The UK's flagship 'Single Trade Window' border digitization project has been quietly closed after burning through £111 million, with no staff, no spending, and the main contract terminated despite years of promises about frictionless post-Brexit trade.
The UK's ambitious plan to digitize its post-Brexit border has quietly collapsed after consuming £111 million ($150 million) in taxpayer funds, with officials confirming the flagship "Single Trade Window" program has been "brought to early closure."

HM Revenue & Customs (HMRC) revealed through Freedom of Information responses that no staff are currently working on the project and no expenditure has been incurred this financial year, despite the substantial investment already made. The technical delivery contract with Deloitte has been formally closed, marking the effective end of a program that was supposed to revolutionize how businesses navigate import and export paperwork.
The Single Trade Window was pitched as a cornerstone of post-Brexit border modernization - a one-stop digital portal where traders could submit data once rather than juggling multiple government systems. Ministers had promised it would help build "the world's most effective border" and reduce the administrative burden on businesses trading with the UK.
However, the reality has fallen far short of the vision.
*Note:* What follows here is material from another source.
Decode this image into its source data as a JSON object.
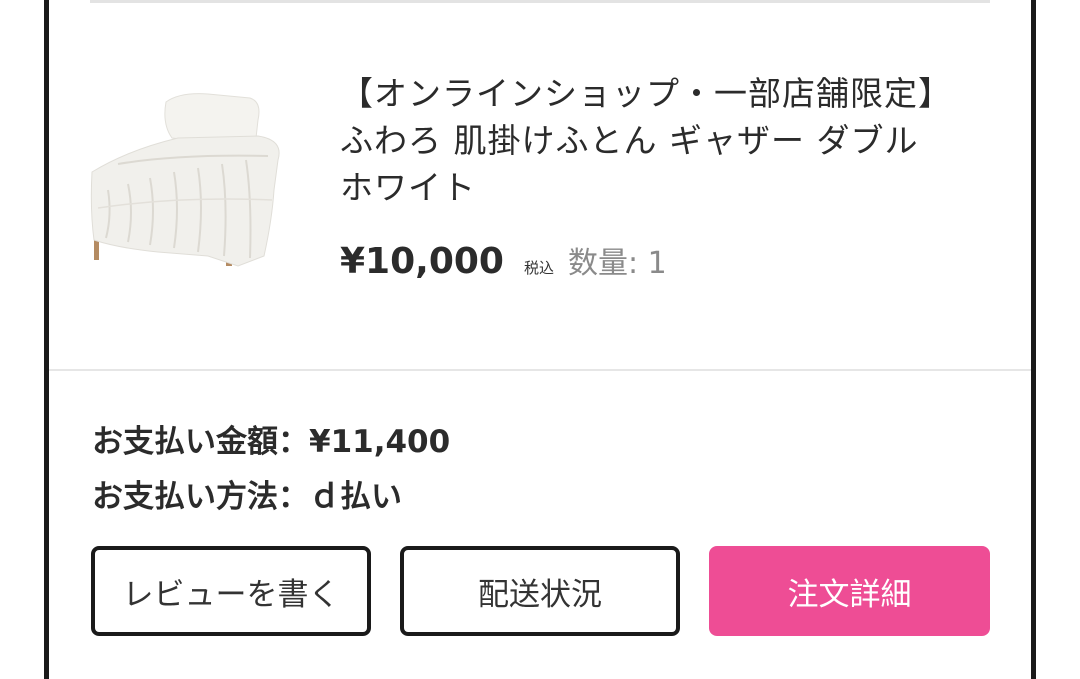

TaxWatch, an investigative think tank that obtained the FOI responses, noted that while HMRC remains remarkably efficient at revenue collection - gathering nearly £1 trillion last year at a cost of about £5.7 billion - large transformation projects continue to struggle with cost overruns and delays.
"If there's no spending, no staff working on delivering the project operationally, and traders haven't been given any indication about when it's coming, then it's very difficult to read that as anything other than the project being cancelled," said Mike Lewis, TaxWatch director.
The timing is particularly awkward given the UK's ongoing challenges with border management and trade facilitation. Businesses that had hoped the system would eventually smooth border processes and cut down on administrative burdens are unlikely to be thrilled by the news, despite officials insisting the program has merely been paused and that policy development continues.
This episode adds to a growing pattern of expensive IT failures in UK government. The National Audit Office had previously warned HMRC that it needed to be a stronger "intelligent client" when dealing with major suppliers like Deloitte, but those warnings appear to have gone unheeded.
The broader lesson, according to TaxWatch, isn't that HMRC is failing but rather that major digital transformations need clear accountability when they falter. The UK's tax and customs system underpins everything from public services to national defense, making it essential that the government learns from costly missteps rather than quietly moving on.
"Quietly shelving a key tax and trade project, while ministers continue to tell Parliament it's still on its way, prevents lessons being learned," Lewis concluded.
The closure of the Single Trade Window project raises questions about the UK's ability to deliver on its post-Brexit digital ambitions and whether the promised frictionless border can ever materialize through technology alone.